Richard Gallardo, right-handed pitcher

Born September 6, 2001. Maracay, Venezuela
Singed by the Cubs as an international free agent.

From the jump, Gallardo’s draw was his repertoire. While with some pitchers, it’s the velocity, or whispered promise of velocity, Gallardo already had a string of usable pitches to be crafted. The velocity as he hit stateside was already 92, if I recall correctly. That isn’t bad for a high school senior, which is what he scaled to. The string of pitches was, and remains, the draw.

After missing 2020 along with almost every other prospect, Gallardo’s 2021 numbers in Low-A were... ordinary. On the other hand, he was almost three years younger than the average hitter he faced. A person could write a 3,000-word synopsis of his 2021 campaign, and one thing will be more important than anything on the sheet. If he is successful in 2022 in Advanced-A South Bend, most everything not yet delivered will be forgiven.
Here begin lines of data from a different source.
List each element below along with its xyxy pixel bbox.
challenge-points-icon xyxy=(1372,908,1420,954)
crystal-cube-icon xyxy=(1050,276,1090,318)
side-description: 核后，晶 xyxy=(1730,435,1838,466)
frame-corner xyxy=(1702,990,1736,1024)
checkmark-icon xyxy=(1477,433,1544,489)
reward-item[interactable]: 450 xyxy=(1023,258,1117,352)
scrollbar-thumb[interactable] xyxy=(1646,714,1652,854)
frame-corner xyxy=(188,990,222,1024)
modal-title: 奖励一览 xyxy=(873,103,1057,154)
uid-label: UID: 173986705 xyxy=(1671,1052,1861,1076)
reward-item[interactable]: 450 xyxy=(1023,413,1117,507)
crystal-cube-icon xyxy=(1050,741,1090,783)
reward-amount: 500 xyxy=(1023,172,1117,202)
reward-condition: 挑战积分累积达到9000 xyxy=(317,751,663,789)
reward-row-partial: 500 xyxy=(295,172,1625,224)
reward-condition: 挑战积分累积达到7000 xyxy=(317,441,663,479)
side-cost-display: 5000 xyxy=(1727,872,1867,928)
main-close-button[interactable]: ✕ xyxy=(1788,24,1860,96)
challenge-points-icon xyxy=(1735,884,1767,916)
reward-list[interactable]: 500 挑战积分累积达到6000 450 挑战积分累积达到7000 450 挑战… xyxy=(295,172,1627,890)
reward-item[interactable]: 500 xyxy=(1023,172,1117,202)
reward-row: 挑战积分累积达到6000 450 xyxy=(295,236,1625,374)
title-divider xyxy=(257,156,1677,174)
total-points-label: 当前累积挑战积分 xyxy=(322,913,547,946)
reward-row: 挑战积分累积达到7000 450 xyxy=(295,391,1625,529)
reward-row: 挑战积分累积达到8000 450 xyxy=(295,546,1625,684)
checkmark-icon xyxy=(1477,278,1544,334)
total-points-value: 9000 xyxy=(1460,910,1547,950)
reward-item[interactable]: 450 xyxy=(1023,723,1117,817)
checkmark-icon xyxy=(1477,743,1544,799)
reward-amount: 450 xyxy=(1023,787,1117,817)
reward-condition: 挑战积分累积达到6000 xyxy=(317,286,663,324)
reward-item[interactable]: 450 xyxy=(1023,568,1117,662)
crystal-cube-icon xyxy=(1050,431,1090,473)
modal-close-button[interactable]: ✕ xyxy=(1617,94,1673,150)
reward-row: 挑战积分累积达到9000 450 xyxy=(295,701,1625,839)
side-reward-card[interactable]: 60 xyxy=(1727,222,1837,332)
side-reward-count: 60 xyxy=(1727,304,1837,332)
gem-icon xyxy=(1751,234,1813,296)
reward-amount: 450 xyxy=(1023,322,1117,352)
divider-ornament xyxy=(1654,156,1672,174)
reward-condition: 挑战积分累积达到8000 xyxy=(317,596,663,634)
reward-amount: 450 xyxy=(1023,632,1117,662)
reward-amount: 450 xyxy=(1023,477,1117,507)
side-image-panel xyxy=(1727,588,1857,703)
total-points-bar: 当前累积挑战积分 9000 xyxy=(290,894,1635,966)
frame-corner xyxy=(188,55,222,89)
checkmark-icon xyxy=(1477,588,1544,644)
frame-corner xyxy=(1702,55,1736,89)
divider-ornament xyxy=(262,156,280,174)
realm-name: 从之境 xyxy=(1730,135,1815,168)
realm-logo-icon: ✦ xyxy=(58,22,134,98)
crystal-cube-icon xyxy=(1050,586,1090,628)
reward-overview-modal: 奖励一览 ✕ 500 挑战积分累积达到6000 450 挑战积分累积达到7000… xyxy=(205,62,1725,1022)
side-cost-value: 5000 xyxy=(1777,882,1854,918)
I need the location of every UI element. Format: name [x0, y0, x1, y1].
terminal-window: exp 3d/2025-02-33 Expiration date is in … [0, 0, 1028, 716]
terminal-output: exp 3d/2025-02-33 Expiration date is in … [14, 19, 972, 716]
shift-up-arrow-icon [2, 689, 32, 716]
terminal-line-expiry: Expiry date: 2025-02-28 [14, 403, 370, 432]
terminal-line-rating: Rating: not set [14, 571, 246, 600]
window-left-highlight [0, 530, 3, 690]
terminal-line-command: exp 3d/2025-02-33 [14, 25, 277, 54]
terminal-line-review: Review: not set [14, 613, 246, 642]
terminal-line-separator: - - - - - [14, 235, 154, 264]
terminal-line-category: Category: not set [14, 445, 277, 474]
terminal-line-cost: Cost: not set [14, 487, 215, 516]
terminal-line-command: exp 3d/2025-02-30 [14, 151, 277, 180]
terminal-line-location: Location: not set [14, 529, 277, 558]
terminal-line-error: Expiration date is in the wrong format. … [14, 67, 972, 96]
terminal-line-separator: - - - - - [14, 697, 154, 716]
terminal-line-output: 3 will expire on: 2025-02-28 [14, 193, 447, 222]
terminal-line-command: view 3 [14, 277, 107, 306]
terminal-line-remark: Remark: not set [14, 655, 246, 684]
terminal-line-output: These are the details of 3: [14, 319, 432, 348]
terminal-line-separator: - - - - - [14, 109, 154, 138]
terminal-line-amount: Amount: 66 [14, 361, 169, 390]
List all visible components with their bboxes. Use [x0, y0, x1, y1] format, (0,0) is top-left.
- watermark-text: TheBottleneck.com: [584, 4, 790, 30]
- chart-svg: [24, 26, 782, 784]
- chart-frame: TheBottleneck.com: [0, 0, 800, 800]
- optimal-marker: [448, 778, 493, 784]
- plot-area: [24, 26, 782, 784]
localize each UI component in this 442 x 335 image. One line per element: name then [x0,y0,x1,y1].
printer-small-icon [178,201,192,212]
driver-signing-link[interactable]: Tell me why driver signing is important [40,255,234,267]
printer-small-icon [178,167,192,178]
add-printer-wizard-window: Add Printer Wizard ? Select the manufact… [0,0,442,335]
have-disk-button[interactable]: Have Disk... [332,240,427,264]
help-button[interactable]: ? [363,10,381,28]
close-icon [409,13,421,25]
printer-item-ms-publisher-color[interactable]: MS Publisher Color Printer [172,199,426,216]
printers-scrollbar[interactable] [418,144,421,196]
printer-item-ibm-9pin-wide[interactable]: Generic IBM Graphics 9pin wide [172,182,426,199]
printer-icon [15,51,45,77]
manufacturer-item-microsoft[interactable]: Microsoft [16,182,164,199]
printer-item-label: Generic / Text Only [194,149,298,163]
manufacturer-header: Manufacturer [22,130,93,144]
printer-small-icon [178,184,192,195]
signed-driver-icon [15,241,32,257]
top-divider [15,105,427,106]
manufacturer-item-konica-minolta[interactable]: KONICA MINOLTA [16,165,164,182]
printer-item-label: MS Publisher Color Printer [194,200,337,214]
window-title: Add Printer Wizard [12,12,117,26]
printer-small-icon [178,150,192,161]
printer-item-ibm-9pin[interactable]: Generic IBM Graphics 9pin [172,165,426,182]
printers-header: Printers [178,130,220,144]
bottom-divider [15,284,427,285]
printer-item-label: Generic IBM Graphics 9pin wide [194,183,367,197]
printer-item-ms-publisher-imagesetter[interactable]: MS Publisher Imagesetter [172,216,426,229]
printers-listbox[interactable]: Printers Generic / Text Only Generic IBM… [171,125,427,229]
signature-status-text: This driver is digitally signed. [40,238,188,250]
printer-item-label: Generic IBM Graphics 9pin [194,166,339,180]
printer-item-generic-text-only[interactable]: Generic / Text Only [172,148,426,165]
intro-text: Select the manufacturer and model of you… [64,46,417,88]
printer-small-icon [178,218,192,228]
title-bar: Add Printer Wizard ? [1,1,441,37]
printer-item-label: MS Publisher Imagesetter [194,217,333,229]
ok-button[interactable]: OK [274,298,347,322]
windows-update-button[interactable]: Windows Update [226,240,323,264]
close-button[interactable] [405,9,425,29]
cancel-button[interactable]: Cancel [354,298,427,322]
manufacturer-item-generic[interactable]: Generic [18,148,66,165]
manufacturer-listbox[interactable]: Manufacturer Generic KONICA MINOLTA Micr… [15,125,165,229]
Adbert Alzolay and Justin Steele came of age in the Cubs pipeline in Advanced-A. Quite a few others withered and disappeared at the same point. As much as people dig fantasy prognostication based on non-convincing numbers, that isn’t my preference. Gallardo did well enough to be penciled into a rather capable South Bend 2022 rotation. What he’s doing now, and what he does in March, dwarfs what he did in 2021. Gallardo has supporters and detractors based on anecdotal information. If he carves in Advanced-A, he has trade value, and the Cubs won’t want to trade him. (It’s not irony that those almost always seem to go in the same direction.)

I have no qualms with saying “I have no idea on Gallardo.” The repertoire is there. He’s still young. At some point, he’s greatly benefited by having “that one year.” He hasn’t yet. Maybe it’s believing in himself, or having the right pitching coach, or the right catcher, at exactly the right moment. As for me? I’ll be supportive of Gallardo, hoping this is his year.